The end result is a situation where consumers are titillated to purchase products and services that allow them to try to calibrate the amount and kind of stimuli that they absorb, within a field of experience with very little in the way of organic flowing blendable continual stimuli from grounded sources. So consumers bounce back and forth between the overstimulation of large bundles of defined discrete stimuli and the understimulation of infinite continuous emptiness stimuli, between tension-pocket and vacuum. This bouncing back and forth occurs both in a consumer’s direct contact with the products and services and also within the consumer’s mind through advertising suggestion.
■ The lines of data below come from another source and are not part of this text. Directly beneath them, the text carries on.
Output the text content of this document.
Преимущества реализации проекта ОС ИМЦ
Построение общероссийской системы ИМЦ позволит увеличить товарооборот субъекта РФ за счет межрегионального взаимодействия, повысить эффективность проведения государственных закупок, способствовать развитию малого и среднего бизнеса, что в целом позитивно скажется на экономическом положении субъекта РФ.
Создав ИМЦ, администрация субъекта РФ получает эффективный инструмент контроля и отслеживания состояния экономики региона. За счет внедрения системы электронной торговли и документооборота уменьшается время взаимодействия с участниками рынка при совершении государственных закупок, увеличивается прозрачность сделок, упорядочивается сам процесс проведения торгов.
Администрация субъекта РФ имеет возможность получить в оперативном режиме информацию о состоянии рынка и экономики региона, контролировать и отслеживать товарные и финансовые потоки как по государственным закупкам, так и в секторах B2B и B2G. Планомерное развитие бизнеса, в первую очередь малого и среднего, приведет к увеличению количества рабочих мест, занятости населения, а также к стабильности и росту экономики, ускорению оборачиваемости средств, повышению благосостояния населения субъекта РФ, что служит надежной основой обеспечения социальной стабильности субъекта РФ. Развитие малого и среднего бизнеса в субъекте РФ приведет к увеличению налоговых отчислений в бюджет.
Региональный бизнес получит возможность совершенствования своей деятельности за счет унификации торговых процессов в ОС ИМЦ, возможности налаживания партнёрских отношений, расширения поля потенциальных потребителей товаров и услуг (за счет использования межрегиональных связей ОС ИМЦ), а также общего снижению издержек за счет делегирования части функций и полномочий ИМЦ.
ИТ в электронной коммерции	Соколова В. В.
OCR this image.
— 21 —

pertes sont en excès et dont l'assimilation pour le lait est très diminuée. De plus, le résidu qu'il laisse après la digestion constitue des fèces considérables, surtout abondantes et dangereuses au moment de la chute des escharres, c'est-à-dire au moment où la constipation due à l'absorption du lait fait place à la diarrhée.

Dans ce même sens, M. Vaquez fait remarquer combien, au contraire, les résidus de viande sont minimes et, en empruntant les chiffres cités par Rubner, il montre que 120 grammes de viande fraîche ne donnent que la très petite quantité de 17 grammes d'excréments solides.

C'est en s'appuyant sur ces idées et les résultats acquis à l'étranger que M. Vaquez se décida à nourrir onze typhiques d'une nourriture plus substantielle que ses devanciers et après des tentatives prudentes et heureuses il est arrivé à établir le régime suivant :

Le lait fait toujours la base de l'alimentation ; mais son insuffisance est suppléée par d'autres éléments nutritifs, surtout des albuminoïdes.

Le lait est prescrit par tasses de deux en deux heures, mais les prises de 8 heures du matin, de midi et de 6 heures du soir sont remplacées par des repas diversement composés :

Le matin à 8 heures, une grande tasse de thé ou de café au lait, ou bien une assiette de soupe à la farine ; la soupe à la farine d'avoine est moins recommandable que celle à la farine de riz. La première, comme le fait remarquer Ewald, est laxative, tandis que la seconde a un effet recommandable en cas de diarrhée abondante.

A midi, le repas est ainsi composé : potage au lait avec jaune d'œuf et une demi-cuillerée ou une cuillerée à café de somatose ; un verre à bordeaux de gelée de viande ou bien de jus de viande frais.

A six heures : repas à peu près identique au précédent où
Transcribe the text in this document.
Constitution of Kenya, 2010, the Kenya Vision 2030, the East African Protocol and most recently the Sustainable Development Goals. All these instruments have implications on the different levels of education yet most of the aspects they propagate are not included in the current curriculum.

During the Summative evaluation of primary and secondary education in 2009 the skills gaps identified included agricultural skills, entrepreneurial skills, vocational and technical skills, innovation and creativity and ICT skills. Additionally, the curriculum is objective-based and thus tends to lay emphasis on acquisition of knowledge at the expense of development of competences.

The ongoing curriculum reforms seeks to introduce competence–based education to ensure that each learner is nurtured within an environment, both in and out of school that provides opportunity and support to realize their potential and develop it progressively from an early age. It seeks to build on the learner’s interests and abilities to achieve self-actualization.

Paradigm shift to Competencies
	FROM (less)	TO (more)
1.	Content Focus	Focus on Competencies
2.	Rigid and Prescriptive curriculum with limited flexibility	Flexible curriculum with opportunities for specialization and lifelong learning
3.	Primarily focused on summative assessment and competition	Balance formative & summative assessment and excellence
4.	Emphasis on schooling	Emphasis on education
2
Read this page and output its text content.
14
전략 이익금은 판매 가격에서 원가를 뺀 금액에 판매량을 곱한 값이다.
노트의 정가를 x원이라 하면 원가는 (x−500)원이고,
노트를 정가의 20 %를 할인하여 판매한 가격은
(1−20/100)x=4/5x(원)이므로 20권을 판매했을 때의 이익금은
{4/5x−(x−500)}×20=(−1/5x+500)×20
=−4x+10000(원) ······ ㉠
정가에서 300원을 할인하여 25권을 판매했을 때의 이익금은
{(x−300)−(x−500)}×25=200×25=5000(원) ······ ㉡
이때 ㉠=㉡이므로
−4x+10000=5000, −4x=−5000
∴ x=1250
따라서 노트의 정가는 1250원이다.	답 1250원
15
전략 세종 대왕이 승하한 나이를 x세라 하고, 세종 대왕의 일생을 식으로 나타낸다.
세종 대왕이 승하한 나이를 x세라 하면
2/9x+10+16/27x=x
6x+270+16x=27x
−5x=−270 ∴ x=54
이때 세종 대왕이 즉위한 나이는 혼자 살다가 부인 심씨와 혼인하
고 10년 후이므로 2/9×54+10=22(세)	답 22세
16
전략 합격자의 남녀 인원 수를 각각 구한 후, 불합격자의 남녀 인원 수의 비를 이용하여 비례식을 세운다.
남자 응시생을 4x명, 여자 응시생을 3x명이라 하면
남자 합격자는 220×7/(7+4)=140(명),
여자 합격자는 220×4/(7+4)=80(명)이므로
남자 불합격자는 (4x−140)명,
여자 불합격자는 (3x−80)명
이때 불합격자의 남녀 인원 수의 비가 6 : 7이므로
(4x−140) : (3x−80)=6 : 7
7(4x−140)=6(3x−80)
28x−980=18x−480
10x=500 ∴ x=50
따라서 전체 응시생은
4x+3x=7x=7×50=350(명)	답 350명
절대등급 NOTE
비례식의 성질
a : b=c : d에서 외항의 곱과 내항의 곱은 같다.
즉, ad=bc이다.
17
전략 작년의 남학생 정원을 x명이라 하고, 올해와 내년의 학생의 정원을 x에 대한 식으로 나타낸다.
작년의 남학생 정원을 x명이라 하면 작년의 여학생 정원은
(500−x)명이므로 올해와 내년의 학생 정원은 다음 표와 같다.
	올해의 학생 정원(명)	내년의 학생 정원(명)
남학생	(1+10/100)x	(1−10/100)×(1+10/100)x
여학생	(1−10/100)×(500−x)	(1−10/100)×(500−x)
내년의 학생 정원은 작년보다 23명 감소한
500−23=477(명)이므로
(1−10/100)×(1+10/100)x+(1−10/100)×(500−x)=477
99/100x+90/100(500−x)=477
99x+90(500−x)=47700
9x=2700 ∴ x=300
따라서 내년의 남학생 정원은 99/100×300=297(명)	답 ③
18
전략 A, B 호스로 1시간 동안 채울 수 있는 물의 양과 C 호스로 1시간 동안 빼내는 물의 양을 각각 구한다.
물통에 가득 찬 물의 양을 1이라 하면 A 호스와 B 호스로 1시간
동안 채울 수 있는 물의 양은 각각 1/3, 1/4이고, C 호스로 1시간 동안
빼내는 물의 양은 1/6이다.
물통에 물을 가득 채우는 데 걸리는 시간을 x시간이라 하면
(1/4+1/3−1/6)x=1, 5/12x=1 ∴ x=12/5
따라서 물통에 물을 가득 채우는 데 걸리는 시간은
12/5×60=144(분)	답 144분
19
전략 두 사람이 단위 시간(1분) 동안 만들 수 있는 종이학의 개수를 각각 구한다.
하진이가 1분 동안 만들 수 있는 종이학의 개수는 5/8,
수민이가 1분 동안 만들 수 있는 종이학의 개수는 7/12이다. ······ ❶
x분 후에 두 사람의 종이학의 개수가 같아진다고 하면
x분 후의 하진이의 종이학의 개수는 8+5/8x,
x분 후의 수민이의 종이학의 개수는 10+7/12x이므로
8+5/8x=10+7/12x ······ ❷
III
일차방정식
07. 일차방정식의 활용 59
Habituations and addictions develop in people when certain fundamental emotional needs can’t be met through normal channels, through available sources of emotional stimuli. So people develop emotional attachments to disparate phenomena (drugs, alcohol, food, gambling). They develop receptors for receiving stimuli from these phenomena in the hope of deriving stimulation for and thus satisfaction of the original need. Of course, the original need is not satisfied by the stimuli from these alternate phenomena, but the mental and physical pathways have been developed that create desires for these alternate phenomena. So the person continues to go after these alternate phenomena while always failing to satisfy the original need.
In today’s world, businesspeople market vacuum-creating labor saving devices and apps and tension-pocket creating entertainment filled with kicks as a substitute for the fundamental needs for organic grounding that people have in modern technological society. People crave these modern products and services, because solid organic grounding is not easily available. They crave these products and services in a way that has similarities to the cravings for the products and services involved in traditional habituations and addictions. The world today is filled with these modern products and services and the money paid for these modern products and services, but the stimuli of organic grounding that can give people cohesion and a feeling of being centered is in short supply.